Target IOP is defined as the IOP level at which further glaucomatous optic neuropathy is unlikely to occur. It is a clinical estimate based on several factors. It depends on the severity of disease, the baseline untreated IOP level, the presence of risk factors for the development of glaucoma and its progression. Target IOP is not static but changes constantly depending on the signs of progression.

Every patient is different, therefore the target IOP should be individualized. The advantages of reaching this goal must be weighed against the risks of the treatment.

The UK Glaucoma Treatment Study (UKGTS) was the first randomized, masked, placebo-controlled trial of IOP lowering medical therapy in open angle glaucoma. This presentation will outline the major findings and implications for clinical practice and future clinical trial design. Compared to placebo, latanoprost reduced the risk of visual field progression from 25.6% at 2 years to 15.2%. The mean reduction in IOP was 3.8 +/- 4.0 mmHg in the latanoprost group (from a baseline of 19.6 +/- 4.6mmHg). The 20% reduction in IOP with latanoprost was associated with longer visual field preservation (hazard ratio =0.44). The risk of progression was double if an optic disc hemorrhage was present at baseline. In addition to demonstrating the efficacy of topical latanoprost, the study proved the feasibility of shorter duration trials using visual fields as the primary endpoint.

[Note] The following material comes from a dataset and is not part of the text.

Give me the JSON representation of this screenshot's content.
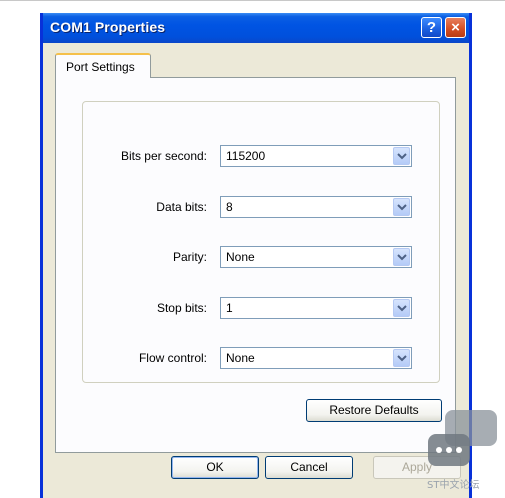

This presentation will focus on the secondary outcomes from the United Kingdom Glaucoma Treatment Study (UKGTS), highlighting the findings related to RNFL preservation and vision-related quality of life assessments. The mean difference in the rate of RNFL change between the latanoprost and placebo arms was 0.43 μm/year with synthesized spectral-domain OCT, which revealed a statistically significant difference in progression rates between two groups. Patient self-reported outcome measures on vision-related quality of life were insufficiently sensitive to serve as primary endpoints for capturing the latanoprost treatment effect in newly diagnosed early-stage glaucoma patients.